Paint technology has improved a lot over the years. Factors like temperature, humidity, and direct sunshine can effect the quality of results. For example, painting your home in the direct summer sun in Boca Raton or other South Florida towns causes the paint to dry almost instantly and can be very hard to work with.
Despite improvements in paint technology, you still cannot paint your home when it’s raining out.
Painting in Humidity: Air and Surfaces
If you are delaying painting your house due to humidity, you will never finish your project. Boca Raton is never not humid. Even in winter time, we carry some degree of humidity in the air. In rain, dew, or other high-moisture conditions, the main issue is not the dampness of the air but the dampness on the surface to paint.
Humidity Affects Dry Time
Humidity does not have to delay you from painting. In our experience, humidity affects painting surfaces in dry times in the paint.
Very humid conditions mean that the water cannot evaporate at a faster rate than the solvents in the paint. The paint is struggling to cure itself but it cannot do so when it is in such a water-logged state. Using oil-based paints will not help, either. Oil-based paints will encounter the same problems as water-based latex paints.
Optimal vs. Acceptable Humidity Levels for Painting
Optimal relative humidity (RH) levels for exterior painting tend to be in the 40-50% range. Some humidity is desirable for proper drying time. As an extreme example, a dark surface painted in direct sunlight will cure so fast that brush marks remain in place and uneven glossiness (called paint flashing) will occur. Paint that is allowed to dry slower will level out its brush marks and the sheen will remain consistent.

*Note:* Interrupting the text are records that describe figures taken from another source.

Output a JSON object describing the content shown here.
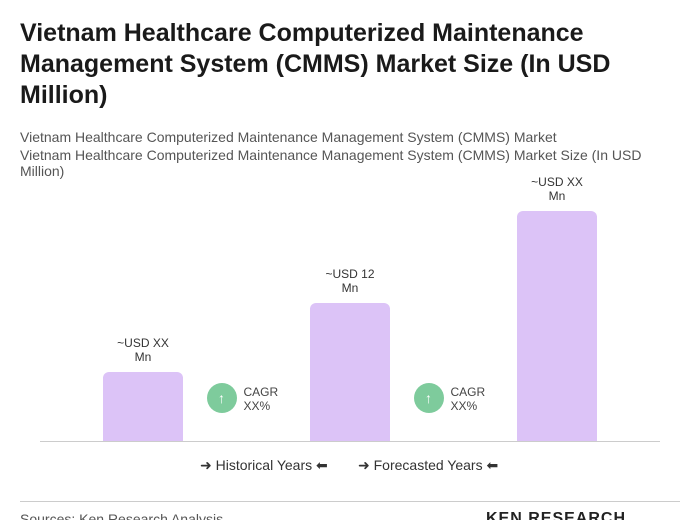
{
  "chart_data": {
    "type": "bar",
    "title": "Vietnam Healthcare Computerized Maintenance Management System (CMMS) Market Size (In USD Million)",
    "subtitle": "Vietnam Healthcare Computerized Maintenance Management System (CMMS) Market",
    "axis_label": "Vietnam Healthcare Computerized Maintenance Management System (CMMS) Market Size (In USD Million)",
    "categories": [
      null,
      null,
      null
    ],
    "values": [
      6,
      12,
      20
    ],
    "value_labels": [
      "~USD XX Mn",
      "~USD 12 Mn",
      "~USD XX Mn"
    ],
    "color": "#dcc3f7",
    "annotations": [
      "CAGR XX%",
      "CAGR XX%"
    ],
    "annotation_color": "#7ecb9c",
    "legend": [
      "Historical Years",
      "Forecasted Years"
    ],
    "source": "Sources: Ken Research Analysis",
    "logo": "KEN RESEARCH"
  }
}
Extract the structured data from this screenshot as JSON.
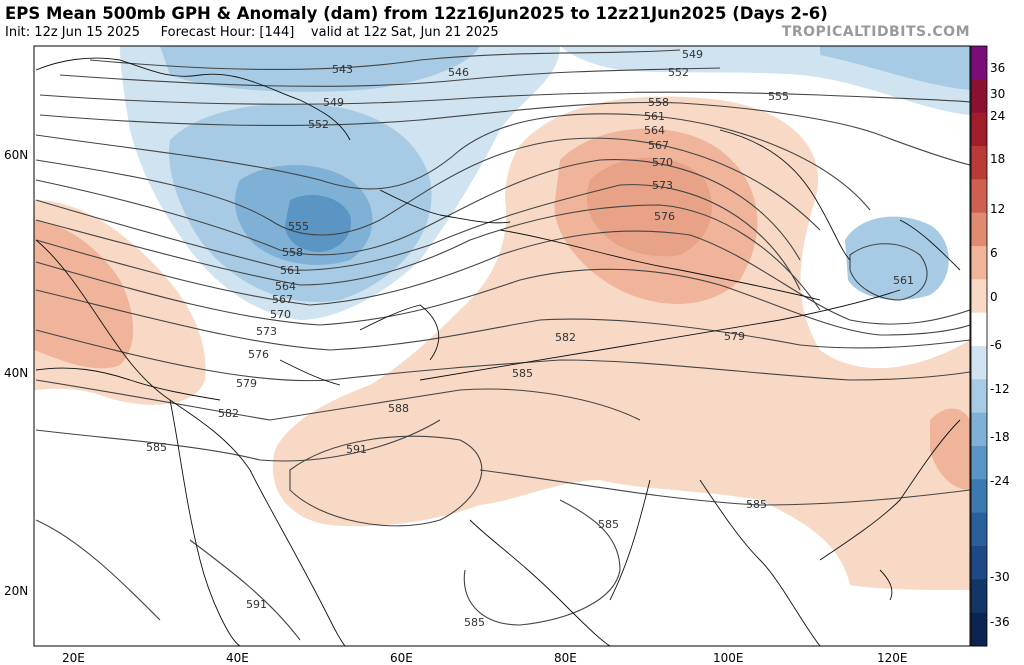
{
  "header": {
    "title": "EPS Mean 500mb GPH & Anomaly (dam) from 12z16Jun2025 to 12z21Jun2025 (Days 2-6)",
    "subtitle_init": "Init: 12z Jun 15 2025",
    "subtitle_forecast": "Forecast Hour: [144]",
    "subtitle_valid": "valid at 12z Sat, Jun 21 2025",
    "brand": "TROPICALTIDBITS.COM"
  },
  "axes": {
    "lat_labels": [
      "60N",
      "40N",
      "20N"
    ],
    "lon_labels": [
      "20E",
      "40E",
      "60E",
      "80E",
      "100E",
      "120E"
    ]
  },
  "colorbar": {
    "labels": [
      "36",
      "30",
      "24",
      "18",
      "12",
      "6",
      "0",
      "-6",
      "-12",
      "-18",
      "-24",
      "-30",
      "-36"
    ],
    "colors": [
      "#7a0d7a",
      "#8c1030",
      "#a01d2a",
      "#b93a36",
      "#cf5f4f",
      "#e08a70",
      "#efb49a",
      "#f8d9c6",
      "#ffffff",
      "#cfe3f0",
      "#a7cbe4",
      "#7fb1d6",
      "#5b95c4",
      "#3d79b1",
      "#2a5f9c",
      "#1d4a85",
      "#133669",
      "#0b2550"
    ]
  },
  "contour_labels": [
    "543",
    "546",
    "549",
    "552",
    "549",
    "552",
    "555",
    "558",
    "561",
    "564",
    "567",
    "570",
    "573",
    "576",
    "555",
    "558",
    "561",
    "564",
    "567",
    "570",
    "573",
    "576",
    "579",
    "582",
    "585",
    "588",
    "591",
    "582",
    "579",
    "585",
    "561",
    "585",
    "585",
    "591",
    "585"
  ]
}
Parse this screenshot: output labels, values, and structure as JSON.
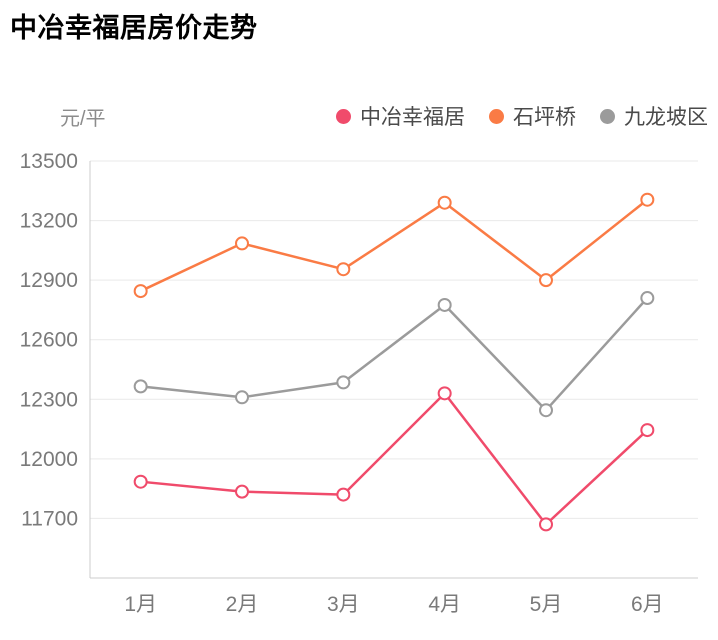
{
  "title": "中冶幸福居房价走势",
  "chart_data": {
    "type": "line",
    "title": "中冶幸福居房价走势",
    "unit_label": "元/平",
    "x": [
      "1月",
      "2月",
      "3月",
      "4月",
      "5月",
      "6月"
    ],
    "xlabel": "",
    "ylabel": "元/平",
    "series": [
      {
        "name": "中冶幸福居",
        "color": "#F04B6B",
        "values": [
          11885,
          11835,
          11820,
          12330,
          11670,
          12145
        ]
      },
      {
        "name": "石坪桥",
        "color": "#FA7B45",
        "values": [
          12845,
          13085,
          12955,
          13290,
          12900,
          13305
        ]
      },
      {
        "name": "九龙坡区",
        "color": "#9B9B9B",
        "values": [
          12365,
          12310,
          12385,
          12775,
          12245,
          12810
        ]
      }
    ],
    "ylim": [
      11400,
      13500
    ],
    "yticks": [
      13500,
      13200,
      12900,
      12600,
      12300,
      12000,
      11700
    ],
    "grid": true,
    "legend_position": "top",
    "marker": "open-circle"
  },
  "colors": {
    "grid_line": "#e9e9e9",
    "axis_line": "#cccccc",
    "tick_text": "#7a7a7a",
    "title_text": "#000000",
    "legend_text": "#4a4a4a"
  }
}
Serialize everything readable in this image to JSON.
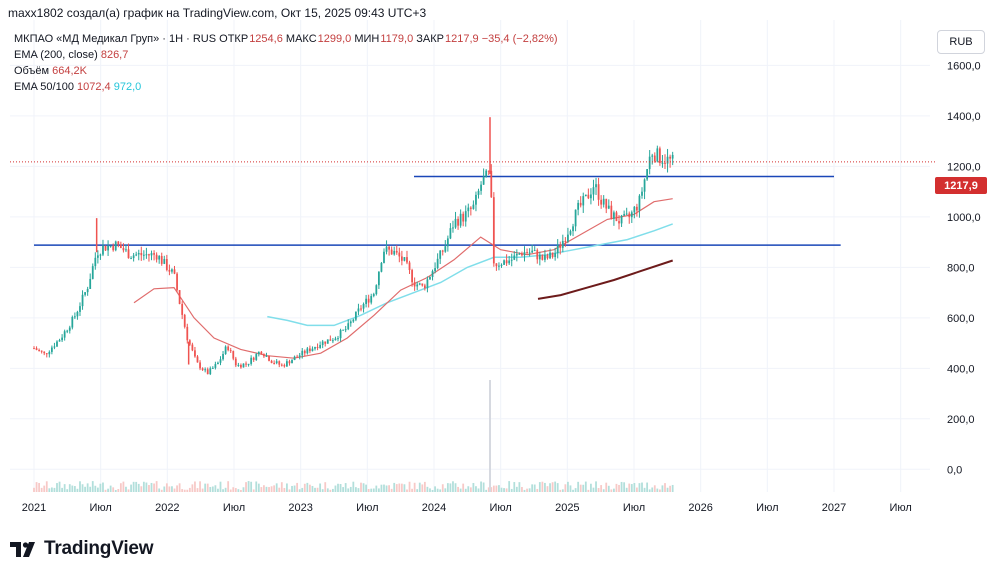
{
  "attribution": "maxx1802 создал(а) график на TradingView.com, Окт 15, 2025 09:43 UTC+3",
  "legend": {
    "symbol_line": "МКПАО «МД Медикал Груп» · 1Н · RUS",
    "open_label": "ОТКР",
    "open_value": "1254,6",
    "high_label": "МАКС",
    "high_value": "1299,0",
    "low_label": "МИН",
    "low_value": "1179,0",
    "close_label": "ЗАКР",
    "close_value": "1217,9",
    "change": "−35,4 (−2,82%)",
    "ema200_label": "EMA (200, close)",
    "ema200_value": "826,7",
    "volume_label": "Объём",
    "volume_value": "664,2K",
    "ema50100_label": "EMA 50/100",
    "ema50_value": "1072,4",
    "ema100_value": "972,0"
  },
  "currency_button": "RUB",
  "last_price_tag": "1217,9",
  "brand": "TradingView",
  "colors": {
    "up": "#26a69a",
    "down": "#ef5350",
    "ema50": "#e06c6c",
    "ema100": "#80deea",
    "ema200": "#6d1b1b",
    "hline": "#1a47b8",
    "price_tag": "#d32f2f"
  },
  "chart_data": {
    "type": "candlestick",
    "y_unit": "RUB",
    "ylim": [
      -90,
      1780
    ],
    "xlim": [
      2020.82,
      2027.72
    ],
    "y_ticks": [
      "1600,0",
      "1400,0",
      "1200,0",
      "1000,0",
      "800,0",
      "600,0",
      "400,0",
      "200,0",
      "0,0"
    ],
    "y_tick_values": [
      1600,
      1400,
      1200,
      1000,
      800,
      600,
      400,
      200,
      0
    ],
    "x_ticks": [
      "2021",
      "Июл",
      "2022",
      "Июл",
      "2023",
      "Июл",
      "2024",
      "Июл",
      "2025",
      "Июл",
      "2026",
      "Июл",
      "2027",
      "Июл"
    ],
    "x_tick_values": [
      2021.0,
      2021.5,
      2022.0,
      2022.5,
      2023.0,
      2023.5,
      2024.0,
      2024.5,
      2025.0,
      2025.5,
      2026.0,
      2026.5,
      2027.0,
      2027.5
    ],
    "price_path": [
      [
        2021.0,
        480
      ],
      [
        2021.08,
        455
      ],
      [
        2021.2,
        520
      ],
      [
        2021.3,
        600
      ],
      [
        2021.4,
        720
      ],
      [
        2021.47,
        860
      ],
      [
        2021.52,
        880
      ],
      [
        2021.62,
        890
      ],
      [
        2021.72,
        850
      ],
      [
        2021.82,
        850
      ],
      [
        2021.92,
        850
      ],
      [
        2022.0,
        800
      ],
      [
        2022.05,
        770
      ],
      [
        2022.1,
        640
      ],
      [
        2022.15,
        520
      ],
      [
        2022.22,
        420
      ],
      [
        2022.3,
        380
      ],
      [
        2022.38,
        420
      ],
      [
        2022.45,
        490
      ],
      [
        2022.52,
        410
      ],
      [
        2022.6,
        420
      ],
      [
        2022.7,
        470
      ],
      [
        2022.78,
        430
      ],
      [
        2022.86,
        410
      ],
      [
        2022.95,
        440
      ],
      [
        2023.05,
        470
      ],
      [
        2023.15,
        500
      ],
      [
        2023.25,
        520
      ],
      [
        2023.35,
        560
      ],
      [
        2023.45,
        640
      ],
      [
        2023.55,
        700
      ],
      [
        2023.62,
        870
      ],
      [
        2023.7,
        860
      ],
      [
        2023.78,
        820
      ],
      [
        2023.85,
        740
      ],
      [
        2023.92,
        720
      ],
      [
        2024.0,
        800
      ],
      [
        2024.08,
        880
      ],
      [
        2024.15,
        980
      ],
      [
        2024.22,
        1000
      ],
      [
        2024.3,
        1040
      ],
      [
        2024.36,
        1140
      ],
      [
        2024.42,
        1170
      ],
      [
        2024.45,
        810
      ],
      [
        2024.5,
        820
      ],
      [
        2024.58,
        830
      ],
      [
        2024.66,
        860
      ],
      [
        2024.74,
        860
      ],
      [
        2024.82,
        830
      ],
      [
        2024.9,
        850
      ],
      [
        2024.96,
        900
      ],
      [
        2025.02,
        960
      ],
      [
        2025.08,
        1030
      ],
      [
        2025.14,
        1070
      ],
      [
        2025.2,
        1130
      ],
      [
        2025.26,
        1060
      ],
      [
        2025.33,
        1010
      ],
      [
        2025.4,
        980
      ],
      [
        2025.47,
        1000
      ],
      [
        2025.54,
        1060
      ],
      [
        2025.58,
        1150
      ],
      [
        2025.63,
        1260
      ],
      [
        2025.68,
        1240
      ],
      [
        2025.73,
        1230
      ],
      [
        2025.79,
        1218
      ]
    ],
    "spikes": [
      {
        "x": 2021.47,
        "high": 995
      },
      {
        "x": 2024.42,
        "high": 1395
      },
      {
        "x": 2024.45,
        "low": 810
      },
      {
        "x": 2022.16,
        "low": 415
      }
    ],
    "ema50": [
      [
        2021.75,
        660
      ],
      [
        2021.9,
        715
      ],
      [
        2022.05,
        720
      ],
      [
        2022.2,
        600
      ],
      [
        2022.35,
        520
      ],
      [
        2022.55,
        475
      ],
      [
        2022.75,
        450
      ],
      [
        2022.95,
        440
      ],
      [
        2023.15,
        460
      ],
      [
        2023.35,
        520
      ],
      [
        2023.55,
        610
      ],
      [
        2023.75,
        710
      ],
      [
        2023.95,
        760
      ],
      [
        2024.15,
        830
      ],
      [
        2024.35,
        920
      ],
      [
        2024.5,
        870
      ],
      [
        2024.7,
        850
      ],
      [
        2024.9,
        870
      ],
      [
        2025.1,
        930
      ],
      [
        2025.3,
        990
      ],
      [
        2025.5,
        1010
      ],
      [
        2025.65,
        1060
      ],
      [
        2025.79,
        1072
      ]
    ],
    "ema100": [
      [
        2022.75,
        605
      ],
      [
        2022.9,
        590
      ],
      [
        2023.05,
        570
      ],
      [
        2023.25,
        570
      ],
      [
        2023.45,
        610
      ],
      [
        2023.65,
        660
      ],
      [
        2023.85,
        700
      ],
      [
        2024.05,
        740
      ],
      [
        2024.25,
        800
      ],
      [
        2024.45,
        840
      ],
      [
        2024.65,
        840
      ],
      [
        2024.85,
        850
      ],
      [
        2025.05,
        870
      ],
      [
        2025.25,
        890
      ],
      [
        2025.45,
        910
      ],
      [
        2025.65,
        945
      ],
      [
        2025.79,
        972
      ]
    ],
    "ema200": [
      [
        2024.78,
        675
      ],
      [
        2024.95,
        690
      ],
      [
        2025.15,
        720
      ],
      [
        2025.35,
        750
      ],
      [
        2025.55,
        785
      ],
      [
        2025.79,
        827
      ]
    ],
    "horizontal_lines": [
      {
        "y": 888,
        "x_from": 2021.0,
        "x_to": 2027.05
      },
      {
        "y": 1160,
        "x_from": 2023.85,
        "x_to": 2027.0
      }
    ],
    "last_price": 1217.9,
    "volume_spike_x": 2024.42
  }
}
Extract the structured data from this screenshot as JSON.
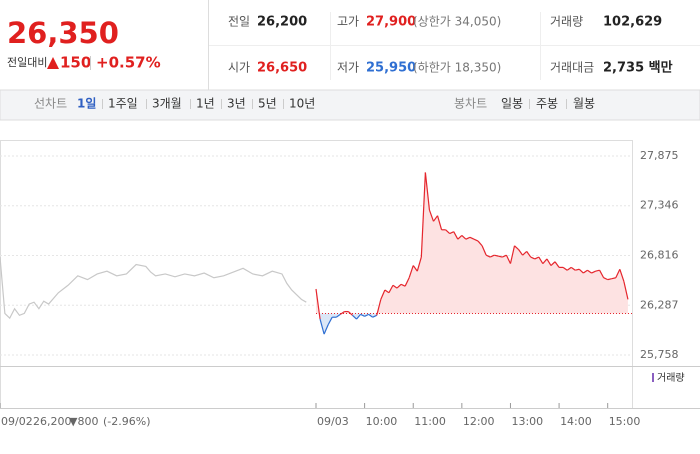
{
  "header": {
    "price": "26,350",
    "change_label": "전일대비",
    "change": "150",
    "change_pct": "+0.57%"
  },
  "info": [
    {
      "label": "전일",
      "value": "26,200"
    },
    {
      "label": "고가",
      "value": "27,900",
      "note": "(상한가 34,050)"
    },
    {
      "label": "거래량",
      "value": "102,629"
    },
    {
      "label": "시가",
      "value": "26,650"
    },
    {
      "label": "저가",
      "value": "25,950",
      "note": "(하한가 18,350)"
    },
    {
      "label": "거래대금",
      "value": "2,735 백만"
    }
  ],
  "tabs": {
    "line_label": "선차트",
    "line_periods": [
      "1일",
      "1주일",
      "3개월",
      "1년",
      "3년",
      "5년",
      "10년"
    ],
    "candle_label": "봉차트",
    "candle_periods": [
      "일봉",
      "주봉",
      "월봉"
    ]
  },
  "chart_data": {
    "type": "line",
    "ylim": [
      25758,
      27875
    ],
    "yticks": [
      {
        "value": 25758,
        "label": "25,758"
      },
      {
        "value": 26287,
        "label": "26,287"
      },
      {
        "value": 26816,
        "label": "26,816"
      },
      {
        "value": 27346,
        "label": "27,346"
      },
      {
        "value": 27875,
        "label": "27,875"
      }
    ],
    "xlim": [
      0,
      780
    ],
    "xticks": [
      {
        "value": 0,
        "label": "09/02"
      },
      {
        "value": 390,
        "label": "09/03"
      },
      {
        "value": 450,
        "label": "10:00"
      },
      {
        "value": 510,
        "label": "11:00"
      },
      {
        "value": 570,
        "label": "12:00"
      },
      {
        "value": 630,
        "label": "13:00"
      },
      {
        "value": 690,
        "label": "14:00"
      },
      {
        "value": 750,
        "label": "15:00"
      }
    ],
    "grid": true,
    "baseline": 26200,
    "series": [
      {
        "color": "#c8c8c8",
        "x": [
          0,
          6,
          12,
          18,
          24,
          30,
          36,
          42,
          48,
          54,
          60,
          72,
          84,
          96,
          108,
          120,
          132,
          144,
          156,
          168,
          180,
          186,
          192,
          204,
          216,
          228,
          240,
          252,
          264,
          276,
          288,
          300,
          312,
          324,
          336,
          348,
          354,
          360,
          366,
          372,
          378
        ],
        "values": [
          26800,
          26200,
          26150,
          26250,
          26180,
          26200,
          26300,
          26320,
          26250,
          26330,
          26300,
          26420,
          26500,
          26600,
          26560,
          26620,
          26650,
          26600,
          26620,
          26720,
          26700,
          26640,
          26600,
          26620,
          26590,
          26620,
          26600,
          26630,
          26580,
          26600,
          26640,
          26680,
          26620,
          26600,
          26650,
          26620,
          26520,
          26450,
          26400,
          26350,
          26320
        ]
      },
      {
        "color": "#e5262d",
        "down_color": "#2f6fd2",
        "fill": "#fde2e2",
        "down_fill": "#dbe7f7",
        "x": [
          390,
          395,
          400,
          405,
          410,
          415,
          420,
          425,
          430,
          435,
          440,
          445,
          450,
          455,
          460,
          465,
          470,
          475,
          480,
          485,
          490,
          495,
          500,
          505,
          510,
          515,
          520,
          525,
          530,
          535,
          540,
          545,
          550,
          555,
          560,
          565,
          570,
          575,
          580,
          585,
          590,
          595,
          600,
          605,
          610,
          615,
          620,
          625,
          630,
          635,
          640,
          645,
          650,
          655,
          660,
          665,
          670,
          675,
          680,
          685,
          690,
          695,
          700,
          705,
          710,
          715,
          720,
          725,
          730,
          735,
          740,
          745,
          750,
          755,
          760,
          765,
          770,
          775
        ],
        "values": [
          26460,
          26140,
          25980,
          26080,
          26160,
          26160,
          26190,
          26220,
          26220,
          26180,
          26140,
          26190,
          26170,
          26190,
          26160,
          26180,
          26350,
          26450,
          26420,
          26500,
          26470,
          26510,
          26490,
          26580,
          26710,
          26650,
          26800,
          27700,
          27300,
          27180,
          27240,
          27090,
          27090,
          27050,
          27070,
          26990,
          27030,
          26990,
          27010,
          26990,
          26970,
          26920,
          26820,
          26800,
          26820,
          26810,
          26800,
          26820,
          26730,
          26920,
          26880,
          26820,
          26860,
          26800,
          26780,
          26800,
          26730,
          26780,
          26710,
          26750,
          26690,
          26690,
          26660,
          26690,
          26660,
          26670,
          26630,
          26660,
          26630,
          26650,
          26660,
          26580,
          26560,
          26570,
          26580,
          26670,
          26540,
          26350
        ]
      }
    ],
    "volume_label": "거래량",
    "footer": {
      "close": "26,200",
      "change": "▼800",
      "change_pct": "(-2.96%)"
    }
  }
}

On the flip side, levels in the 70% zone will drastically slow dry time. But these humidity levels should not prevent you from painting either. They simply make the job more slower to finish.
Painting above 85% humidity is not recommended. The paint will remain gummy and gel-like until the RH lowers to an acceptable level long enough for the paint dry. In addition, because the paint has not been allowed to level properly, the texture will remain wavy and otherwise unacceptable.
Temperature and Humidity
One trick of the trade for exterior painting in South Florida, is to time your painting session so that temperatures are on the rise. Consider begining your session several hours before the day’s peak temperature, which is usually late afternoon. By building in a few hours of head-start, you give the paint enough time to do its job.
Start early. But if you begin too early in the day, you have to deal with moisture remaining on the surface from the previous night.
What is the Right Season to Paint?
If you are painting a previously painted surface, you can wait until late morning or about noon, when the dew has dried off of the surface. When the moisture starts to disappear, you can be start to paint.
Uncoated wood is very porous and retains moisture within the wood’s cellular core, even if it feels dry. For situations like this, may just have to wait for a warmer, drier season.
Is Interior Painting Affected by Humidity?
Interior painting is a different matter, with air conditioning, humidity is under control so interior walls are rarely affected by humidity.
Even if you are not controlling the home’s humidity, your HVAC system or even window AC, does the job for you.